"لكن لا يسعني" - Translation from Arabic to Turkish

    • ama
        
    ama ı işitme seninkinden daha iyi olduğunu yardımcı olamaz. Open Subtitles لكن لا يسعني فعل شيء إذا كان سمعي أقوى منكم
    Evet ama kendimi, onu kurtarabileceğimizi düşünmekten alıkoyamıyorum. Open Subtitles نعم، لكن لا يسعني غير التفكير بأنه كان بإمكاننا إنقاذه
    Aşırı İngiliz takıntısı gibi gelecek ama bir türlü kupadan çay içemiyorum. Open Subtitles أعرف أن هذا يبدو بريطانياً جداً لكن لا يسعني إحتساء الشاي في كوب كبير
    ama kendime o olmasa daha mı iyi olurdu diye sormaktan vazgeçemiyorum. Open Subtitles لكن لا يسعني إلا أن أتسائل ربّما يكون أفضل حالا ً لو لم يكن ابني
    Kız kıza konuşmanızı böldüğüm için kusura bakmayın ama istemeden kulak misafiri oldum. Open Subtitles لمقاطعة ناديكم النسائي الصغير لكن لا يسعني المساعدة عبر سماعة
    ama bunları onun gibi dışarı vuramam. Open Subtitles لكن لا يسعني أبداً تحرير تلك المشاعر بهذا الشكل
    - Bana birçok kez anlattılar... ve sanırım anladım, ama bu usulü izleyemiyorum. Open Subtitles ـ لقد أخبرته مراراً وتكراراً. أعتقد أنني أفهم، لكن لا يسعني استخدام هذا الأسلوب.

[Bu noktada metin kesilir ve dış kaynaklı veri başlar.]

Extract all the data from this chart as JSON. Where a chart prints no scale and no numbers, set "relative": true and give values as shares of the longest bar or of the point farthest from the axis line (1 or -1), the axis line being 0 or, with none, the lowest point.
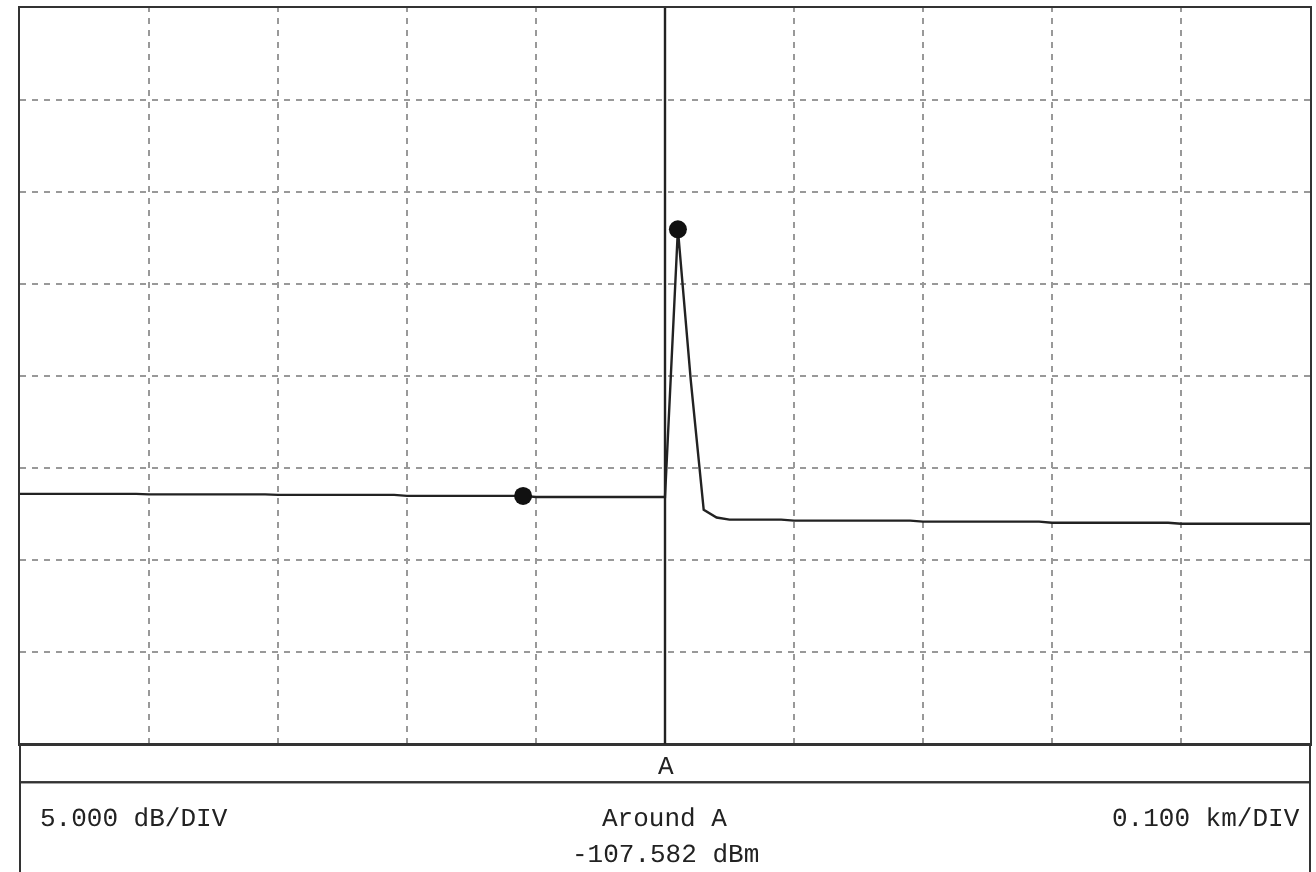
{
  "chart_data": {
    "type": "line",
    "relative": true,
    "grid": true,
    "line_style": "solid",
    "color": "#222222",
    "categories": [
      null,
      null,
      null,
      null,
      null,
      null,
      null,
      null,
      null,
      null,
      null,
      null,
      null,
      null,
      null,
      null,
      null,
      null,
      null,
      null,
      null,
      null,
      null,
      null,
      null,
      null,
      null,
      null,
      null,
      null,
      null,
      null,
      null,
      null,
      null,
      null,
      null,
      null,
      null,
      null,
      null,
      null,
      null,
      null,
      null,
      null,
      null,
      null,
      null,
      null,
      null,
      null,
      null,
      null,
      null,
      null,
      null,
      null,
      null,
      null,
      null,
      null,
      null,
      null,
      null,
      null,
      null,
      null,
      null,
      null,
      null,
      null,
      null,
      null,
      null,
      null,
      null,
      null,
      null,
      null,
      null,
      null,
      null,
      null,
      null,
      null,
      null,
      null,
      null,
      null,
      null,
      null,
      null,
      null,
      null,
      null,
      null,
      null,
      null,
      null,
      null
    ],
    "values": [
      0.486,
      0.486,
      0.486,
      0.486,
      0.486,
      0.486,
      0.486,
      0.486,
      0.486,
      0.486,
      0.485,
      0.485,
      0.485,
      0.485,
      0.485,
      0.485,
      0.485,
      0.485,
      0.485,
      0.485,
      0.484,
      0.484,
      0.484,
      0.484,
      0.484,
      0.484,
      0.484,
      0.484,
      0.484,
      0.484,
      0.482,
      0.482,
      0.482,
      0.482,
      0.482,
      0.482,
      0.482,
      0.482,
      0.482,
      0.482,
      0.48,
      0.48,
      0.48,
      0.48,
      0.48,
      0.48,
      0.48,
      0.48,
      0.48,
      0.48,
      0.48,
      1,
      0.706,
      0.455,
      0.44,
      0.436,
      0.436,
      0.436,
      0.436,
      0.436,
      0.434,
      0.434,
      0.434,
      0.434,
      0.434,
      0.434,
      0.434,
      0.434,
      0.434,
      0.434,
      0.432,
      0.432,
      0.432,
      0.432,
      0.432,
      0.432,
      0.432,
      0.432,
      0.432,
      0.432,
      0.43,
      0.43,
      0.43,
      0.43,
      0.43,
      0.43,
      0.43,
      0.43,
      0.43,
      0.43,
      0.428,
      0.428,
      0.428,
      0.428,
      0.428,
      0.428,
      0.428,
      0.428,
      0.428,
      0.428,
      0.428
    ],
    "annotations": [
      "A",
      "5.000 dB/DIV",
      "Around A",
      "-107.582 dBm",
      "0.100 km/DIV"
    ]
  }
}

    ama bunun onun kafasında olmadığıyla ilgili söz veremeyeceğim. Open Subtitles و لكن لا يسعني الوعد بانه ليس ببالها شيء كهذا
    Haddimi aşmak istemem ama mükemmel bir Daisy, olacağını düşünmeden edemiyorum. Open Subtitles أنا لا أريد أن يحصل قبل نفسي، لكن لا يسعني التفكير أنك سوف تكون ملكة جمال الكمال ديزي.

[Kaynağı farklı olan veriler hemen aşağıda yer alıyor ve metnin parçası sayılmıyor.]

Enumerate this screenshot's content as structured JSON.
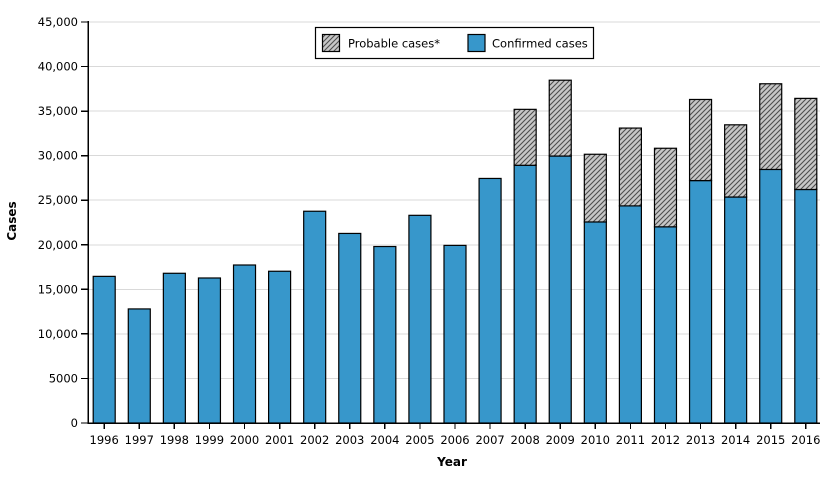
{
  "chart_data": {
    "type": "bar",
    "stacked": true,
    "categories": [
      "1996",
      "1997",
      "1998",
      "1999",
      "2000",
      "2001",
      "2002",
      "2003",
      "2004",
      "2005",
      "2006",
      "2007",
      "2008",
      "2009",
      "2010",
      "2011",
      "2012",
      "2013",
      "2014",
      "2015",
      "2016"
    ],
    "series": [
      {
        "name": "Confirmed cases",
        "values": [
          16455,
          12801,
          16801,
          16273,
          17730,
          17029,
          23763,
          21273,
          19804,
          23305,
          19931,
          27444,
          28921,
          29959,
          22561,
          24364,
          22014,
          27203,
          25359,
          28453,
          26203
        ]
      },
      {
        "name": "Probable cases*",
        "values": [
          0,
          0,
          0,
          0,
          0,
          0,
          0,
          0,
          0,
          0,
          0,
          0,
          6277,
          8509,
          7597,
          8733,
          8817,
          9104,
          8103,
          9616,
          10226
        ]
      }
    ],
    "xlabel": "Year",
    "ylabel": "Cases",
    "ylim": [
      0,
      45000
    ],
    "ytick_values": [
      0,
      5000,
      10000,
      15000,
      20000,
      25000,
      30000,
      35000,
      40000,
      45000
    ],
    "ytick_labels": [
      "0",
      "5000",
      "10,000",
      "15,000",
      "20,000",
      "25,000",
      "30,000",
      "35,000",
      "40,000",
      "45,000"
    ],
    "grid": "horizontal",
    "legend_position": "top-center-inside",
    "colors": {
      "confirmed_fill": "#3797CB",
      "probable_fill": "#C7C7C7",
      "probable_hatch_line": "#4D4D4D",
      "bar_outline": "#000000",
      "gridline": "#D9D9D9",
      "axis": "#000000",
      "text": "#000000",
      "background": "#FFFFFF"
    }
  }
}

    ama zavallı domuzlar için üzülmeden edemiyorum. Open Subtitles لكن لا يسعني إلا الشعور بالأسف على الخنازير المسكينة.
    Bence de diz çökünce şapşal görünüyor ama yapma dediğim halde yapıyor. Open Subtitles أنا أيضاً أظن أن مظهره سخيف وهو راكع لكن لا يسعني جعله يكفّ عن ذلك
    Bence de diz çökünce şapşal görünüyor ama yapma dediğim halde yapıyor. Open Subtitles أنا أيضًا أظن أن مظهره سخيف وهو راكع لكن لا يسعني جعله يكفّ عن ذلك
    Belli ki bana baharak daha da tahrik oluyorlar ama bu konuda yapacak birşeyim yok. Open Subtitles يبدو أنّ النظر إليّ يثير أكثر، لكن لا يسعني أن أفعل شيئاً حيال ذلك حقّاً.
    ama bunu teker teker yapabilirim. Open Subtitles و لكن لا يسعني إلا أن أخذ واحدة فقط في كل مرة
    Yükseklikten korkan biri değilim ama civcivin bunu yaparken hissettiklerini hayal bile edemiyorum. Open Subtitles لستُ مستعدًا للدوار لكن لا يسعني أن أتخيّل شعور الفرخ باضطراره لذلك
    ama birinin böyle gözükmesini istediğini düşünüyorum. Open Subtitles لكن لا يسعني التمنّع عن الشعور بأنّ أحدًا يودّه أن يبدو كذلك.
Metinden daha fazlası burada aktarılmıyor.